O 15º Visões Urbanas faz a nossa travessia de casa pro presencial, e do presencial pra rua: a rua é lugar de dança
Depois de duas edições pandêmicas, o Visões Urbanas – Festival Internacional de Dança em Paisagens Urbanas voltou ao presencial. Choveu logo antes da abertura, na sexta-feira 29, Dia Internacional da Dança, o que fez com que algumas das apresentações passassem da Praça Ramos de Azevedo para os espaços comuns do CRD – Centro de Referência da Dança. Tinha todo o gosto da volta à grande programação presencial, mas choveu no nosso gosto de ver a dança na rua.
A rua é um espaço complexo. Se por ela a gente se reconhece e se sente à vontade, no meio da nossa cidade, é verdade que ela também pode ser inóspita, violenta, desagradável, e um espaço que escancara injustiça e desigualdade. Assim como a cidade, a rua também é local de disputa, de controle, de poder, de domínio.
Arte na rua é um tanto de surpresa. Porque as obras são atravessadas pelas pessoas do entorno, porque você assistindo frequentemente vai ser interrompido por alguém que quer saber o que está acontecendo, porque a nova condição de espaço, de luz e de som, com todas as interferências do resto da rua, altera a experiência. Mas também é um espaço de surpresa pras pessoas que estão na rua. Que estão passeando, trabalhando, visitando, vivendo, e de repente encontram dança.
No final do primeiro dia do Visões, a última obra da noite foi pra rua. ‘ELO’, da T.F. Cia de Dança concluiu a nossa passagem. De casa pro presencial, e do presencial pra rua. Não era intencional, mas o efeito foi incrível. ‘ELO’ tem a leveza e a delicadeza pra conduzir esse momento levando ao sorriso. E junto, sorrimos. Com os bailarinos se empilhando, dominando a paisagem, subindo no monumento da fonte, e se abraçando, fizemos a travessia, de volta para a rua.
A chuva deu trégua, e o restante da programação assumiu seu lugar na rua. Eu conversei com um transeunte sobre Arrieta dançando suas memórias de 50 anos de carreira na dança. Um grupo de crianças numa visita escolar foi convencido a ficar pra assistir as apresentações, que foram acumulando gente que não esperava encontrar dança quando saiu de casa. Essa é a força da arte em outras paisagens. Pra quem foi ali pra ver dança, tem a provocação de um outro contexto. Da dança despida de uma noção de “condições ideais”. A rua não é nada ideal. Pra quem passava por ali porque precisava atravessar a rua, tem a provocação da arte. De repente, no meio do caminho, não tem só a brutalidade da cidade. Tem dança.

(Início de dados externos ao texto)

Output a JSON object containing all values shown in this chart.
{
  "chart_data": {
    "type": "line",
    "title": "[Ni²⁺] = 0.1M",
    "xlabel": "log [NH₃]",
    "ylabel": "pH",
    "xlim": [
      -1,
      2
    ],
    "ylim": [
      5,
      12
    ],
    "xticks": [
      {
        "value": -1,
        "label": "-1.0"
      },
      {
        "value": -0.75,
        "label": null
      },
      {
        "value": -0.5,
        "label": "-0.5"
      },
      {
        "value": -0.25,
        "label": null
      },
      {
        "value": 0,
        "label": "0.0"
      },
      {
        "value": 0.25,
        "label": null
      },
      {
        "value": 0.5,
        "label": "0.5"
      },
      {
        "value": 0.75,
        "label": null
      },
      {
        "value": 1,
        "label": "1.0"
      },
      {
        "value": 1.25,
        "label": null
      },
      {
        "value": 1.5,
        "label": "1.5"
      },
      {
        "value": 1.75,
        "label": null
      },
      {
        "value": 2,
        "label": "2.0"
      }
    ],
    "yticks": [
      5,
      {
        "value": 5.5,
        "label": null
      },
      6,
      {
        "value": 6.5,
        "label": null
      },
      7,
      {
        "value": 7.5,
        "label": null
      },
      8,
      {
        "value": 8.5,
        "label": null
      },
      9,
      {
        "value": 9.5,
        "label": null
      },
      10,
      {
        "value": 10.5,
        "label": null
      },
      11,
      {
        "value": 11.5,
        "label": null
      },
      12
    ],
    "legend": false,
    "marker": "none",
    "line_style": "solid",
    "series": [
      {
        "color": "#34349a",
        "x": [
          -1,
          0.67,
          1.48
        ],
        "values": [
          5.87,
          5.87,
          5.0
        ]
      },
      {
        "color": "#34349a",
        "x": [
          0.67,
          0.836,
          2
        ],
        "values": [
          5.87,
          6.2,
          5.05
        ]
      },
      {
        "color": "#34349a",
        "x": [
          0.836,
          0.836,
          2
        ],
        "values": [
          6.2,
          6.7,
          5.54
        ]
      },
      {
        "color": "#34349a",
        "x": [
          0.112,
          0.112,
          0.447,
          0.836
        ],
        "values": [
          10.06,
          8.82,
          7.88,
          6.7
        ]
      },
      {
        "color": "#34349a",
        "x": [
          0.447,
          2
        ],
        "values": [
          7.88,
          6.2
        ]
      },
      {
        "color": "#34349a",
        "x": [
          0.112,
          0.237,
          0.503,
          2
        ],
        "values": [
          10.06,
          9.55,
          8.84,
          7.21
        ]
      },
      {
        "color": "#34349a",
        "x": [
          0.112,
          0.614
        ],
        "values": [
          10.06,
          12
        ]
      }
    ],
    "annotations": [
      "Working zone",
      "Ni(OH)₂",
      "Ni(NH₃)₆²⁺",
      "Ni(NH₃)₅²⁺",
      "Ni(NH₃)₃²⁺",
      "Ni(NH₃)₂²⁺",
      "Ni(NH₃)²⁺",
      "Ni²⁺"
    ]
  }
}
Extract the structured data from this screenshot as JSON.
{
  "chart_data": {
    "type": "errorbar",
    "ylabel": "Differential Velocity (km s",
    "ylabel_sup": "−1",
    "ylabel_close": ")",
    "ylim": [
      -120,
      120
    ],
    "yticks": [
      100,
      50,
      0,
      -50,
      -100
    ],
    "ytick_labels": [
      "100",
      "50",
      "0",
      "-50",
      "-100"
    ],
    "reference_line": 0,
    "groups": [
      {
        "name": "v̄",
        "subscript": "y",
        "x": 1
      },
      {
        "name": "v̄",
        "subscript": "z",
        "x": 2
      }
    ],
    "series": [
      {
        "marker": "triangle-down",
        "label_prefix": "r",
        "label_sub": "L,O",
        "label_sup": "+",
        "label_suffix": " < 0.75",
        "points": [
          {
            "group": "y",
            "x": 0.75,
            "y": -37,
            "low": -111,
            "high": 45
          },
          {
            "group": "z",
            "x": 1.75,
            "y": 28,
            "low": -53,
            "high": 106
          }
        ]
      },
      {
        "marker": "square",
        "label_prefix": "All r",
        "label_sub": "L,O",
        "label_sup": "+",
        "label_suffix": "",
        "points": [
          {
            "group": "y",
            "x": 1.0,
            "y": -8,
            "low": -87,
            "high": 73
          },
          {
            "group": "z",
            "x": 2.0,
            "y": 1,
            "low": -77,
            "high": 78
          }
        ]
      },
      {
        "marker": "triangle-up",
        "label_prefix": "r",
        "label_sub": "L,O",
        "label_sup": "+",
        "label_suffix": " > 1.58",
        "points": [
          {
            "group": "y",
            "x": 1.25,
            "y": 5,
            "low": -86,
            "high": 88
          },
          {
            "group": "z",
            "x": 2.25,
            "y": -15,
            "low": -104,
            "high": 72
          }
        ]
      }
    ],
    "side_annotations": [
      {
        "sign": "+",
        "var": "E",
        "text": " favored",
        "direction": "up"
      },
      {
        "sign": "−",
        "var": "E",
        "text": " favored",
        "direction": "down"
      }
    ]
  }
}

Toda a dança causa experiências únicas. Na rua, parece que essa característica se intensifica. As coisas se sujam e se borram. Porque os corpos rolam por um chão nada preparado, mas também porque as condições são outras. Perde-se um tanto do controle da caixa preta, da possibilidade de dizer o que olhar, como olhar, com que intensidade. Na rua, tudo vale, tudo faz parte do jogo, e a construção estética é um outro desafio, de elementos incontroláveis.
A programação do fim de semana terminou na Casa das Rosas, onde outra travessia precisava ser feita, pela paulista de manifestações assustadoras, pra chegarmos e sairmos da programação do evento. Os contrastes nunca me pareceram tão intensos. Entre as crianças que descobriam as danças-brinquedo da mostra Urbaninhas, e alguns cartazes indigestos que nos esperavam logo ali na esquina.
A rua é mesmo lugar de embate. De manifestação. De protesto. E de arte. O convite do Visões Urbanas é o da ocupação do espaço com a nossa voz, nosso corpo, nossa dança. Aquilo em que acreditamos, mesmo que ao lado de oposições que gritam horrores. Estar na rua é uma decisão que leva isso em conta. A rua nem sempre acolhe. Dançar nesse espaço incerto é um exercício de coragem, força e resistência. O Visões Urbanas segue chamando pra dançar a rua, na rua, com a rua, para a rua, apesar da rua.
* Henrique Rochelle é crítico de dança, membro da APCA, doutor em Artes da Cena, Professor Colaborador da ECA/USP, e editor do site Outra Dança.